Paper 77: Per-Layer Adaptive K at 1.1B Scale

Authors: John Mobley & MASCOM PhotonicMind Date: 2026-03-07 Status: VALIDATED — per-type basis 2.4x better than universal, MLP 1.58x higher PR than attention Experiment: mascom_data/ct_experiment/adaptive_k_scale_exp.py

Abstract

Paper 76 showed K=32 universal basis gives R²=0.029 at TinyLlama 1.1B — nearly zero reconstruction quality despite 52.6% SFT efficiency. This paper asks: does per-type basis allocation improve reconstruction? Result: YES — per-type is 2.4x better than universal at K=32, but absolute R² remains low (3-17%). The critical discovery is the spectral budget: 90% variance requires K≈1500 (73% of d_model=2048), making lossless CT compression impossible at this scale. Useful compression lives in the lossy regime (K=32-128, 10-40% variance, 16-64x compression). MLP layers have 1.58x higher PR than attention layers, confirming different spectral structures.

Key Results

Per-Type Spectral Profiles

Type	PR	K50	K90	R²(uni@32)	R²(type@32)	Gain
K (key proj)	619.7	256	1070	0.110	0.139	1.3x
Q (query proj)	1046.9	458	1517	0.041	0.091	2.2x
V (value proj)	1193.1	434	1287	0.017	0.059	3.5x
O (output proj)	1801.2	730	1648	0.015	0.031	2.1x
gate (MLP)	1762.2	757	1714	0.024	0.048	2.0x
up (MLP)	1903.8	817	1731	0.018	0.031	1.7x
down (MLP)	1874.3	810	1730	0.017	0.032	1.9x
embed	1477.1	651	1646	0.018	0.076	4.2x
head	833.4	686	1655	0.025	0.167	6.7x

The Spectral Hierarchy

K projection < Q < V < head < embed < gate < O < up ≈ down

Ordered by PR (compressibility). K-projections have the lowest PR (619.7) — they’re the most structured, most compressible. MLP up/down projections have the highest PR (~1900) — they’re the most diffuse.

Attention vs MLP

Metric	Attention	MLP	Ratio (MLP/Attn)
PR avg	1165	1847	1.58x
K90 avg	1380	1725	1.25x
R²(type@32)	0.080	0.037	0.46x

MLP layers are 1.58x more dimensionally complex than attention layers. Attention concentrates variance in fewer directions — consistent with attention learning structured routing patterns while MLP distributes across many features.

The Compression Frontier

K	% of d	Variance	Compression	Use Case
8	0.4%	~3%	256x	Fails at d=2048
32	1.6%	~10%	64x	SFT works (52.6% eff)
64	3.1%	~18%	32x	Better SFT target
128	6.3%	~33%	16x	Good for inference
256	12.5%	~50%	8x	Half variance
1024	50%	~82%	2x	Diminishing returns
1500	73%	~90%	1.4x	Minimal compression

At d=2048, lossless (90% variance) requires ~1500 components — only 1.4x compression. Useful compression is inherently lossy.

Adaptive K Budget

Adaptive K90 uses 82% of original parameters — almost no savings. This means the 90% variance threshold is wrong for compression; it should be set by task performance (like SFT efficiency), not reconstruction fidelity.

Implications

Lossy Compression Is The Only Game

At 1.1B scale, near-lossless CT compression requires K≈d*0.73, giving only 1.4x savings. All useful compression is lossy. This is fine for SFT (Paper 76 showed 52.6% efficiency at K=32, R²=0.029) but means CT at scale is fundamentally a lossy technique.

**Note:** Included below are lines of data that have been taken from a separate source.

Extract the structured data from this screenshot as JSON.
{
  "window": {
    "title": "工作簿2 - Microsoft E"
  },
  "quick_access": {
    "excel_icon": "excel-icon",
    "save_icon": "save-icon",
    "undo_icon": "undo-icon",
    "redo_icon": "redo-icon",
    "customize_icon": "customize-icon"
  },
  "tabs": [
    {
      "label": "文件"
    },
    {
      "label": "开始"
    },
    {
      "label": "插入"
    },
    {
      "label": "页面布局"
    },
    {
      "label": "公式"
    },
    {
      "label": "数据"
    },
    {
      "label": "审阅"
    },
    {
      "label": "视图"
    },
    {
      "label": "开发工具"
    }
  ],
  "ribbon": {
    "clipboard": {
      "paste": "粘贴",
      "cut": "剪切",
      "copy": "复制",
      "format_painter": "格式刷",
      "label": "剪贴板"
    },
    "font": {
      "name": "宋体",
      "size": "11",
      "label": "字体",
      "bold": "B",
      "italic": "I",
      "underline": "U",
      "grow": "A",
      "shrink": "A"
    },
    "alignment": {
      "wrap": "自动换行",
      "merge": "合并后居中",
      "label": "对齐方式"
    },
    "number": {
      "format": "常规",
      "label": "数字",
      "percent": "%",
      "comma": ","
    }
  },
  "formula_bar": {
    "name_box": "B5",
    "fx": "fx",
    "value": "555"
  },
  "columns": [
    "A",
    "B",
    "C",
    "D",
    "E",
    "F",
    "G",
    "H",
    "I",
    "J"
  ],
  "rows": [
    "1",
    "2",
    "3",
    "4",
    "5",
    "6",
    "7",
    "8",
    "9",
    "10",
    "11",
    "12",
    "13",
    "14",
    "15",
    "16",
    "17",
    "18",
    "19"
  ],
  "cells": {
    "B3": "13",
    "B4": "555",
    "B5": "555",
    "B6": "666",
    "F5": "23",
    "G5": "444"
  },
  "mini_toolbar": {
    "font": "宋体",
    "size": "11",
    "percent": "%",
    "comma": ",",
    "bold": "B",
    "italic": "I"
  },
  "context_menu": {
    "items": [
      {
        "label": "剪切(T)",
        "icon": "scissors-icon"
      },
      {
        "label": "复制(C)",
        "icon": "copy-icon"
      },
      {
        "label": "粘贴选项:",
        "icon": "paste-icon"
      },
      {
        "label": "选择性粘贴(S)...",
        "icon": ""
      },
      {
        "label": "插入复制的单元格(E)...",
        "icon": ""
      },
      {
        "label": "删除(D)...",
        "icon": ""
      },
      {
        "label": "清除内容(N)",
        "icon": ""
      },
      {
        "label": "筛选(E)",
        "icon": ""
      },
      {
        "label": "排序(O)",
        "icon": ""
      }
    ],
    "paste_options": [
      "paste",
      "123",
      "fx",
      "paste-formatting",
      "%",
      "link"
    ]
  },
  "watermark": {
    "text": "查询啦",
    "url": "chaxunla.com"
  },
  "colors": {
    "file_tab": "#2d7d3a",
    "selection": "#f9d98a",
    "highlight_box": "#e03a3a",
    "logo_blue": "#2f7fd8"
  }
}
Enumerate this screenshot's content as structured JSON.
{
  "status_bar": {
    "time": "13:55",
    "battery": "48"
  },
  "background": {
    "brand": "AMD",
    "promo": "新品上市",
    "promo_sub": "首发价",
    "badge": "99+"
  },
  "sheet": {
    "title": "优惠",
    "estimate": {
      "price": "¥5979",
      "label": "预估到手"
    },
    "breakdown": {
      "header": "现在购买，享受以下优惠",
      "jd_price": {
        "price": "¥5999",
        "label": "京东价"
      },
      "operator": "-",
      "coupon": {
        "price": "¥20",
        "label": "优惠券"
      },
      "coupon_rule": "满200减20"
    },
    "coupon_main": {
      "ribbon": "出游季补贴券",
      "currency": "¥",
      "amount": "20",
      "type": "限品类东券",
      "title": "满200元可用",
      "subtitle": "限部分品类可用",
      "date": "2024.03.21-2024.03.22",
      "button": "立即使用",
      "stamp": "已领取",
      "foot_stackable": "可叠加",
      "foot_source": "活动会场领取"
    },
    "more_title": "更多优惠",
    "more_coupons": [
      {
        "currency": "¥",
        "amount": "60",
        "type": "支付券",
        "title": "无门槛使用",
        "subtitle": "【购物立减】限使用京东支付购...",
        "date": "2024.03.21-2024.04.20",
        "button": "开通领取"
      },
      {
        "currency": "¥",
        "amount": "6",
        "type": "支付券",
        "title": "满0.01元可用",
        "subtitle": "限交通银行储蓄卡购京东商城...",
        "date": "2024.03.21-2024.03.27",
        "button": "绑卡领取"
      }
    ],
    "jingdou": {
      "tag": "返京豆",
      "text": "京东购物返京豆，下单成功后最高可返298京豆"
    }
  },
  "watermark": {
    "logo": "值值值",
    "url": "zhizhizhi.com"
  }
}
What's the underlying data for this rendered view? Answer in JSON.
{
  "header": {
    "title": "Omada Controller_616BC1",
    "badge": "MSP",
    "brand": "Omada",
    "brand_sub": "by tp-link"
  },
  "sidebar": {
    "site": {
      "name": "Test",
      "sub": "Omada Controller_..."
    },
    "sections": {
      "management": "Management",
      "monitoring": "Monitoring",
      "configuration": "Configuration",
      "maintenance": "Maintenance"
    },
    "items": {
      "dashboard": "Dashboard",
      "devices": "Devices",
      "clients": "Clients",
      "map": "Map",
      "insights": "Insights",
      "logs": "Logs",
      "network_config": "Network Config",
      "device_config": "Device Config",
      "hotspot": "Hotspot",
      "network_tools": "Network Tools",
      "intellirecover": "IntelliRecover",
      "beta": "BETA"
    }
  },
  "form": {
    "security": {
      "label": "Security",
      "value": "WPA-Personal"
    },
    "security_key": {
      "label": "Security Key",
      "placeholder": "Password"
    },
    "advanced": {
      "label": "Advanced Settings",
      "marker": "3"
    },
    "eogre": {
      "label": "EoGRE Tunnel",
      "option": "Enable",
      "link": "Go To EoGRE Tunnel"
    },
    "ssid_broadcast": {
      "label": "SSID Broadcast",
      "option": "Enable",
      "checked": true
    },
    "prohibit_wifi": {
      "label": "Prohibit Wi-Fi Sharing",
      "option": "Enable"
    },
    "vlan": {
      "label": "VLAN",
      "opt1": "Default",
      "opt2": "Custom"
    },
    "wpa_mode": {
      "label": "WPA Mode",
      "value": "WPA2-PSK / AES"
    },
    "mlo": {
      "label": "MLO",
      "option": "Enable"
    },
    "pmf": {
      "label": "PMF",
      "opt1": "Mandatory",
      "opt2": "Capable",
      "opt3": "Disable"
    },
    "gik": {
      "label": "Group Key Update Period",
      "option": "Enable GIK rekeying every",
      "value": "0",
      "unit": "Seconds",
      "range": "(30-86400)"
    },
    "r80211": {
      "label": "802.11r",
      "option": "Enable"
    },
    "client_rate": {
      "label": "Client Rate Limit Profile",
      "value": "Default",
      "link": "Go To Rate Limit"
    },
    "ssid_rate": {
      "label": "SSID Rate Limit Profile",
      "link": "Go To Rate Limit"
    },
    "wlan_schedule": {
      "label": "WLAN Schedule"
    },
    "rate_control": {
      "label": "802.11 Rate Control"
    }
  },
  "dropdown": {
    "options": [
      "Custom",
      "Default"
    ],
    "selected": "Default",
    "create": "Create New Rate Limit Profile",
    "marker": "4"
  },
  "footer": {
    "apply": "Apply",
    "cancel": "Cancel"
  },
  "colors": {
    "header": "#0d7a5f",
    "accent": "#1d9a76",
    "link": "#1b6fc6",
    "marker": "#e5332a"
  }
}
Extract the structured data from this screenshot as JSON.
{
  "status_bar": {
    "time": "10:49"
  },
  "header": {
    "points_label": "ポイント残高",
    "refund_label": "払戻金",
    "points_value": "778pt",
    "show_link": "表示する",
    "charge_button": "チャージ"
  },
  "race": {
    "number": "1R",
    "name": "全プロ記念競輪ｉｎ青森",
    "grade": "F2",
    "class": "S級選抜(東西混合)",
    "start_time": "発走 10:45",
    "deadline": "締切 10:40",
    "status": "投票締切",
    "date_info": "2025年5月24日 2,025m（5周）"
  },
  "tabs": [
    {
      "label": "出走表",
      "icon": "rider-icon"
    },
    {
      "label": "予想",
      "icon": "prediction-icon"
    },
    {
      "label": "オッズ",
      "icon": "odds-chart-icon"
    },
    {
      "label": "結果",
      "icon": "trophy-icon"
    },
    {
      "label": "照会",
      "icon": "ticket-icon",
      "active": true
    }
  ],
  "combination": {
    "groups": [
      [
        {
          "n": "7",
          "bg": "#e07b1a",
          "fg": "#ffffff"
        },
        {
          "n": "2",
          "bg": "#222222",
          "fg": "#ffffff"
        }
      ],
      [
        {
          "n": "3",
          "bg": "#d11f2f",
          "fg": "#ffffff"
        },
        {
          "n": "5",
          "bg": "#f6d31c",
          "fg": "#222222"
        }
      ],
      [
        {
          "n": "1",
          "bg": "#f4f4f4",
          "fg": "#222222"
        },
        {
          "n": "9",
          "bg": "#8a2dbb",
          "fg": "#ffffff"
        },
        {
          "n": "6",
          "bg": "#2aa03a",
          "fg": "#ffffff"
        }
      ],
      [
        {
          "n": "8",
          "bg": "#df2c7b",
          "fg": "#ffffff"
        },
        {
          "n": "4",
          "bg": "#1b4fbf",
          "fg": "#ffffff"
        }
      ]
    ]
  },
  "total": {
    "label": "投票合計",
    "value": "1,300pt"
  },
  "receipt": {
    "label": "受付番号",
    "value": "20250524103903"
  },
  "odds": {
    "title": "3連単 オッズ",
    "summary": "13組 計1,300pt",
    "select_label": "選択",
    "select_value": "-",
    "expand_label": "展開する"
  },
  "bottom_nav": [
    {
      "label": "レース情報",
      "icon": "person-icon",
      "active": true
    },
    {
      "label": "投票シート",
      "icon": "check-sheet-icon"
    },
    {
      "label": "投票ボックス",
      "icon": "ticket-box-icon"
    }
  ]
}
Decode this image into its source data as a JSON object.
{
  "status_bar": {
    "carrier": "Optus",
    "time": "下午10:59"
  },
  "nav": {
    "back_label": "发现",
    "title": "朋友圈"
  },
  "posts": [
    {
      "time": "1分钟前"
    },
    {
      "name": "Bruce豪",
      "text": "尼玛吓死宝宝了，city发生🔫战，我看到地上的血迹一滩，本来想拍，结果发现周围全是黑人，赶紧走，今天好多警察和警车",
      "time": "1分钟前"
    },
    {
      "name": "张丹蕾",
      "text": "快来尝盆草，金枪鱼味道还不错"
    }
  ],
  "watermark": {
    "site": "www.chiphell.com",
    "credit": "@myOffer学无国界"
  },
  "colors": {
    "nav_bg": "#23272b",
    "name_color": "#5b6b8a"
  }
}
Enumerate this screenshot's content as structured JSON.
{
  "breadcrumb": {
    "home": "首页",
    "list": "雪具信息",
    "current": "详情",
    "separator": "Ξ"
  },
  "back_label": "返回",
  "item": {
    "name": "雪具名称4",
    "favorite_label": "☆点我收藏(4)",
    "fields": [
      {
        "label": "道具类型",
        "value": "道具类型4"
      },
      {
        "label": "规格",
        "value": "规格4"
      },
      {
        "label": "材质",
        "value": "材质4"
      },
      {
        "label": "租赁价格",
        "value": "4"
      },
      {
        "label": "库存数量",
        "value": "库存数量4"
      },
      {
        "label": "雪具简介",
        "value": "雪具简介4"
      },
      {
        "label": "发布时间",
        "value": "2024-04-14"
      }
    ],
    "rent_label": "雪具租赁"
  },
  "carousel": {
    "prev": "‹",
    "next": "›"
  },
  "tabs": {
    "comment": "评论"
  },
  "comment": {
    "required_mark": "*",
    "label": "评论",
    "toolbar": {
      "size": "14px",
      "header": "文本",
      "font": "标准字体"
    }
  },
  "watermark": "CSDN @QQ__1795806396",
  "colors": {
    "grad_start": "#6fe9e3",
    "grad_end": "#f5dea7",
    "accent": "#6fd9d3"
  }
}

Per-Type Basis Is Worth 2.4x

Using separate SVD bases for Q/K/V/O/gate/up/down gives 2.4x better reconstruction than a universal basis. At K=32, this means ~7% R² instead of ~3% — still low, but the gain is free (no extra parameters, just smarter basis choice).

K-Projections Are Most Compressible

K-projections have the lowest PR (619.7) and highest per-component R² (0.139 at K=32). This suggests K-projections learn the most structured representations — possibly because key representations need to match specific query patterns.

MLP Is The Compression Bottleneck

MLP layers (PR≈1850) use 3x more parameters than attention (22 layers × 3 matrices × 5632d vs 22 × 4 × 2048d) AND have higher dimensionality. The compression bottleneck at scale is MLP, not attention. This is the opposite of 10.2M scale, where attention was the bottleneck.

The Right K Is Task-Dependent

K should be set by task performance, not reconstruction fidelity. K=32 (R²=0.03) gives 52.6% SFT efficiency. The “right” K is wherever the SFT efficiency curve plateaus — likely around K=64-128 for 1.1B scale.

“The key learns structure. The MLP forgets it. The model thrives in between.”